Hanno incontrato situazioni di violenza in prima persona o l'hanno vissuta in modo molto ravvicinato: visualizzazione di corpi senza vita, torture, detenzioni, esplosioni sopravvissute o impatti di proiettili, distruzione delle loro case e possedimenti, scomparsa dei loro cari ... tutto questo ti costringe a vivere in un costante stato di paura.

Incubi, pallottole, disturbi del sonno e concentrazione ...

Esperienze traumatiche esperte possono sviluppare un disturbo post traumatico da stress (PTSD) con il quale sperimentano ricordi ricorrenti, soprattutto durante la notte o immagini improvvise durante il giorno (Flashback). I ricordi traumatici sono ravvivati ​​con grande intensità.

Ad esempio, un uomo che ha visto un aereo volare su di lui ha subito un attacco di panico mentre ricordava come hanno bombardato la sua città; o una donna durante l'ascolto di fuochi d'artificio a una festa locale.

Disturbi del sonno e della concentrazione, intorpidimento emotivo, ansia e depressione spesso li accompagnano. Né dovremmo dimenticare la presenza di pensieri suicidi, che può innescarsi in atti di autolesionismo o, direttamente, suicidio stesso.

Altri possibili disturbi mentali

PTSD non è l'unico disturbo che può verificarsi in questi casi. Altre complicazioni psicologiche che possono apparire o accentuate a causa del processo traumatico sono il disturbo dell'adattamento, la persistenza di cambiamenti nella personalità dopo l'esperienza traumatica, i disturbi dissociativi, il disturbo borderline di personalità ...

Possono anche apparire problemi di dipendenze, depressione, dolore cronico e ansia, tra gli altri.

Dobbiamo tenere presente che l'esperienza traumatica non è solo il risultato delle esperienze vissute nel loro paese di origine, ma anche del viaggio fatto per raggiungere una destinazione finale dove possono essere al sicuro.

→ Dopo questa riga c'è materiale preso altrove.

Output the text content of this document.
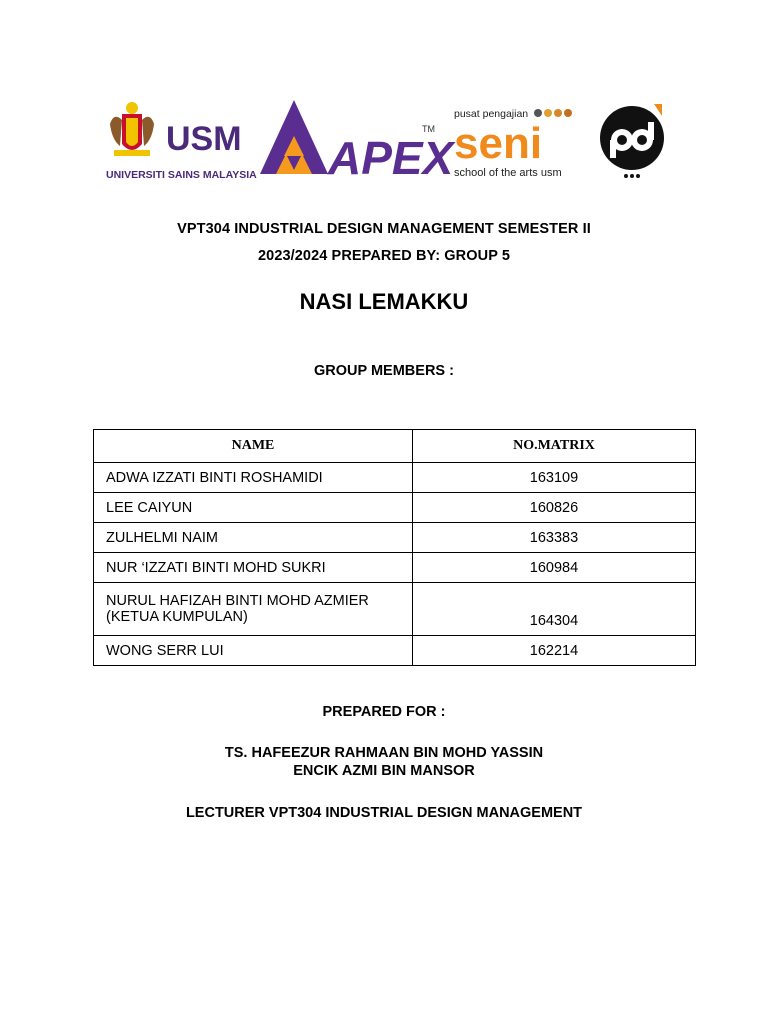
USM
UNIVERSITI SAINS MALAYSIA APEX
TM
pusat pengajian
seni
school of the arts usm
VPT304 INDUSTRIAL DESIGN MANAGEMENT SEMESTER II
2023/2024 PREPARED BY: GROUP 5
NASI LEMAKKU
GROUP MEMBERS :
NAME	NO.MATRIX
ADWA IZZATI BINTI ROSHAMIDI	163109
LEE CAIYUN	160826
ZULHELMI NAIM	163383
NUR ‘IZZATI BINTI MOHD SUKRI	160984

NURUL HAFIZAH BINTI MOHD AZMIER
(KETUA KUMPULAN)	164304
WONG SERR LUI	162214
PREPARED FOR :
TS. HAFEEZUR RAHMAAN BIN MOHD YASSIN
ENCIK AZMI BIN MANSOR
LECTURER VPT304 INDUSTRIAL DESIGN MANAGEMENT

Molte volte le condizioni di trasporto, cibo, abbigliamento, ecc. non sono quelli giusti.

incertezza

Il nuovo ambiente in cui si trovano i rifugiati richiede loro di adattarsi rapidamente in diverse aree. L'ambiente sociale, culturale e di lifestyle cambia radicalmente e questo fatto richiede un nuovo adattamento, che solleva nella maggior parte dei casi, incertezza e insicurezza (come reagire alle differenze di costumi e abitudini o tradizioni, imparare una nuova lingua e / o scrittura), preoccupazione e diverse perdite o duelli (persone, luoghi e modi di vivere).

A tutto ciò dobbiamo aggiungere la separazione forzata o la perdita di parenti. Ci sono molti di loro che hanno lasciato la loro famiglia alle spalle, o durante il tragitto di arrivo, senza sapere dove si trovano e se sono ancora vivi. Questa incertezza costante li induce a tormentare con pensieri ricorrenti come: "È stata colpa mia? O dov'è mio figlio? Sarà ancora vivo? " Domande infinite che cercano di trovare un significato per tutto ciò che sta accadendo intorno a loro, per essere in grado di assimilare tutto ciò che è accaduto e di poter continuare con una vita più tranquilla.

La chiave è nell'integrazione

Molte volte il ritorno al paese di origine non è un'alternativa praticabile, nel qual caso possono essere consentiti rimanere indefinitamente nel paese in cui hanno trovato condizioni di sicurezza.

Un punto chiave è promuovere l'integrazione sociale, culturale, politica ed economica attraverso la promozione del dialogo interculturale e interconfessionale, tolleranza e rispetto verso le altre culture. Dare l'opportunità di scoprire, capire e imparare i valori e le culture dei rifugiati e allo stesso tempo riscoprire e arricchire i propri.

Immacolato Espert Gregori, psicologo.